People always ask me how it is that I obtain short sale approval letters with such ease. The truth is, that while I have more short sale processing and negotiating experience than most agents and brokers, I don’t just blink my eyes like Jeannie and make those short sale approval letters appear. I often sweat it, just like everyone else.

Despite the fact that I do not have magical powers, I do have something else on my side—education. One of the most important things than can lead to short sale success for any and all agents is education.

Experience dictates that agents that learn about the short sale process
have increased short sale closings.

Short sale education opportunities abound

There are many ways to become educated about the short sale process and make getting short sale approval letters look easy to obtain. These include:

  • Classes at your local board of Realtors®
  • Free short sale webinars and workshops
  • The short sale or foreclosure specialist designations

As the distressed property arena grows and changes, it is important to always stay abreast of policy changes that may impact how you do your job and how you process any short sale that lands on your plate.

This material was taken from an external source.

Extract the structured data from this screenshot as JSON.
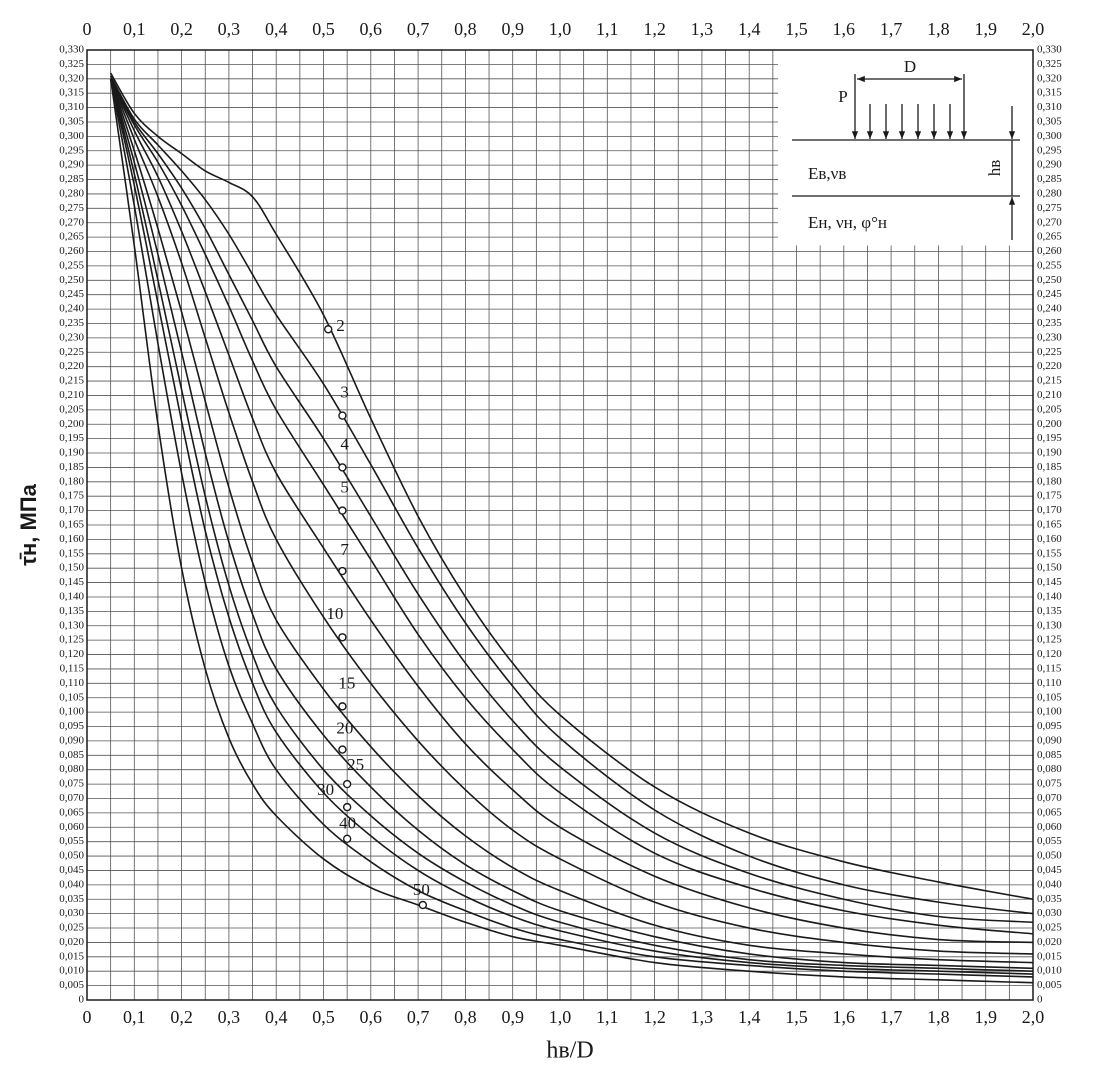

The most important thing to do is to read, read, read. Follow short sale specialists and those who blog about short sales on AGBeat, Google+, facebook, and twitter. Set up a Google Alert for the term ‘short sale’ and you will receive Google’s top short sale picks daily in your email inbox. Visit mortgagor websites to read up on their specific policies and procedures.

Don’t take on too much

And, when you get a call from a prospective short sale seller, make sure that you don’t bit off more than you can chew. Agents in most of America right now are clamoring for listings since we are in the midst of a listing shortage. But, if you are going to take on a short sale, be sure that it is a deal that you can close. And, if you have your doubts, why not partner up with a local agent that can mentor your and assist you in getting the job done? After all, half a commission check is better than none!